2022-03-28

【続発する「ランサムウェア」の被害】病院は「サイバー攻撃」にどう備えるべきか?



病院経営のあり方を見直すきっかけに


 ─ 管理責任は病院にありますから、経営課題として捉えて取り組む必要がありますね。

 川添 さらに、先ほどのガイドラインの第6章にも書いてありますが、何かがあった時の連絡先、相談先を明確に把握しておくことも大事です。

 また、電子カルテシステムを復旧させる際には電子カルテベンダー、被害調査の相談はセキュリティベンダーに相談するといった形で、平時からこれらの連絡先を常に把握して関係を構築していくことが大事です。誰が、どのタイミングで監督官庁や専門会社に相談したらいいのかということも、先程のセキュリティポリシーの策定の中に盛り込んでいた方がいいと思います。

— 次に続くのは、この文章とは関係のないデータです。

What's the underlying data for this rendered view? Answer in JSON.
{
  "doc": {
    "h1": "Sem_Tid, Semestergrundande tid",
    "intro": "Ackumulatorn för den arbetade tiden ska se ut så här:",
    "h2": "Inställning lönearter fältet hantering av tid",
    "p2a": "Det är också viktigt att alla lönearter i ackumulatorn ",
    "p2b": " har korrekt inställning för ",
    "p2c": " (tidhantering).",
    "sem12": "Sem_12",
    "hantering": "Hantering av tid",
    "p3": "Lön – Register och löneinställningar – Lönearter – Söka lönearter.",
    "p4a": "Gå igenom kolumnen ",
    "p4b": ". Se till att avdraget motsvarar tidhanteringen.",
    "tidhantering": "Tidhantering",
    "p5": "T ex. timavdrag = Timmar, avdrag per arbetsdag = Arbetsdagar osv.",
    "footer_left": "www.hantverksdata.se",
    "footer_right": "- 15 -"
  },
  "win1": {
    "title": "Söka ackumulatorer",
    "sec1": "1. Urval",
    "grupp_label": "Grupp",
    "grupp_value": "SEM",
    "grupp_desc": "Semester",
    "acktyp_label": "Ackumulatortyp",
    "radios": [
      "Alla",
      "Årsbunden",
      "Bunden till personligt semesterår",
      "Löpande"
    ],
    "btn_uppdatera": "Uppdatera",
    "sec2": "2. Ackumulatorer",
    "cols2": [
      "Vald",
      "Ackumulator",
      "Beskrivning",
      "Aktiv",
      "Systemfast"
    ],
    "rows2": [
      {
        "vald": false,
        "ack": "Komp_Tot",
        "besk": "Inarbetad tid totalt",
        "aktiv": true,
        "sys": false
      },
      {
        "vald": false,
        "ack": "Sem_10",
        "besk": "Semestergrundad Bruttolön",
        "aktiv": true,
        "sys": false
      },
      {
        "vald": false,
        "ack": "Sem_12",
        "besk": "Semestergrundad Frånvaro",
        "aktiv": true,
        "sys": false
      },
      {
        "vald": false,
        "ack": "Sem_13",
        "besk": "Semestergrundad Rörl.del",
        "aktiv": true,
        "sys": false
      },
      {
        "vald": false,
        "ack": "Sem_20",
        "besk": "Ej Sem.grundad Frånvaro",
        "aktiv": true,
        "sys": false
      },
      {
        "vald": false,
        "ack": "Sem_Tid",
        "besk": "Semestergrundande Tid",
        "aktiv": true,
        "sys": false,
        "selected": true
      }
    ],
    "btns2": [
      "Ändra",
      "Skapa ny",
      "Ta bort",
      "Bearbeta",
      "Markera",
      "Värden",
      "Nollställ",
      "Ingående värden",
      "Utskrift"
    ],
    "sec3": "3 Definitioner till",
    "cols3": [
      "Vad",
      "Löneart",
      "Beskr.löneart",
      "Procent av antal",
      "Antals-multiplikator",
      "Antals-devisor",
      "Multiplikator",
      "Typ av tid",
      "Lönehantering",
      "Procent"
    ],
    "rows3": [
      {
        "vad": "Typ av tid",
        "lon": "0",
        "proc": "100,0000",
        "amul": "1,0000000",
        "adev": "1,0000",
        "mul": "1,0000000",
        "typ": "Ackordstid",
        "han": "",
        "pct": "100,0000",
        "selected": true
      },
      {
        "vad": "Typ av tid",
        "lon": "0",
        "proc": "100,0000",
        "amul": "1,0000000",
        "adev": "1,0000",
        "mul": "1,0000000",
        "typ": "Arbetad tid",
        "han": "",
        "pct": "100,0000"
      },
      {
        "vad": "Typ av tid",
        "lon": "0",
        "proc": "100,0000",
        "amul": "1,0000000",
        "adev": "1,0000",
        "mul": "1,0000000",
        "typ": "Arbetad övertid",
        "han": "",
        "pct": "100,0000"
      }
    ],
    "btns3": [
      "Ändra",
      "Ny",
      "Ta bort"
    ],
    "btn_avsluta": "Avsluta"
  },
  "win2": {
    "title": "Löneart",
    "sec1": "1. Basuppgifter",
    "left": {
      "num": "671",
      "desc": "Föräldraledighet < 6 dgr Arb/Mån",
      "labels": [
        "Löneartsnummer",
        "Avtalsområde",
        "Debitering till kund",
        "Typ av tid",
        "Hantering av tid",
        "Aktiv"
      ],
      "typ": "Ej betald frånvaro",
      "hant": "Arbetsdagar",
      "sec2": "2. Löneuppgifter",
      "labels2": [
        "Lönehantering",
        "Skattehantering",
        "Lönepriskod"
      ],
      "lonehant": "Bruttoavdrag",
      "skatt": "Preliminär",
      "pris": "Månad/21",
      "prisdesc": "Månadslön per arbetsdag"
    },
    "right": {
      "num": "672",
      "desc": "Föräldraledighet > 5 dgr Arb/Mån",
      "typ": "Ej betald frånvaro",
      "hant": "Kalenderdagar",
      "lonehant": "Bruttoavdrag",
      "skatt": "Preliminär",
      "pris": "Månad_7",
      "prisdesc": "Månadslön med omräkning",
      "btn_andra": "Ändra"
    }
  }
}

 そして対外発表です。どのようなタイミング、形式で対外発表をするかは非常に重要です。サイバー攻撃の被害を受けた時には警察署への連絡も必要になり、サイバー犯罪調査が入ります。ですから、下手に発表をしてしまうと捜査に支障をきたす場合があり、発表を控えなければいけないケースもあるんです。

 拙速に対外発表をしてしまったことによって、ハッカー集団に知れ渡ってしまうと、サイバー攻撃が成功したと受け取られてしまうこともあり得ます。ですから、対外発表については慎重に考えた方がいいでしょう。

 そして最後の備えです。病院経営トップが職員に対して注意喚起とセキュリティ教育を継続的に行うことですが、これが多くの場合できていないのが実情です。

 ─ やはりトップの意識が重要だということですね。ただ、病院、医療法人の場合には、医師が理事長であることが多いわけですが、経営上の観点でサイバー攻撃やITの問題を考えると、医療のトップと経営のトップとはある程度分けて、病院経営全体を見る立場の人が必要ではないかと思いますが、この点はいかがでしょうか。

 川添 おっしゃる通りですね。病院では日々、医療アクシデントはそこまで多くありませんが、医療インシデント(重大な事件・事故に発展する可能性を持つ出来事)は起きているはずです。例えば、注射の打ち間違い、患者さんの取り違え、誤投薬、患者さんの転倒・転落などは日常茶飯事ではないかと思います。

 病院経営者としては今後、情報セキュリティインシデントも、きちんと重大インシデントとして捉えていく必要があります。その意味で、今のサイバー攻撃の頻発は病院経営のあり方、考え方を根本的に見直す1つのきっかけと言えます。

都市部の先進的取り組みが地方に波及する


 ─ ところで、川添さんが医療向けのセキュリティ関連事業で起業しようと考えたきっかけは何ですか。

 川添 私はこれまで、病院でのシステム管理や経営企画の担当として勤務してきた経験がありますが、その中で感じたのは、院内の業務にはどうしてもアナログな部分が多いということです。それをデジタルの力で変えていきたいという思いを抱き、起業したという経緯です。

 実は、半田病院さんのケースに関しては、今回お話したサイバー攻撃への備えについて、昨年10月にフェイスブックを通して啓発をしていたんです。その数日後に、半田病院さんが被害に遭われたというニュースが出てきたので、非常に残念に思っていたんです。

 事件以降、お問い合わせをいただくことも増えましたが、微力ながら、サイバー攻撃の被害を減らすためのお手伝いをしていきたいと思っています。「備えあれば患いなし」ですね。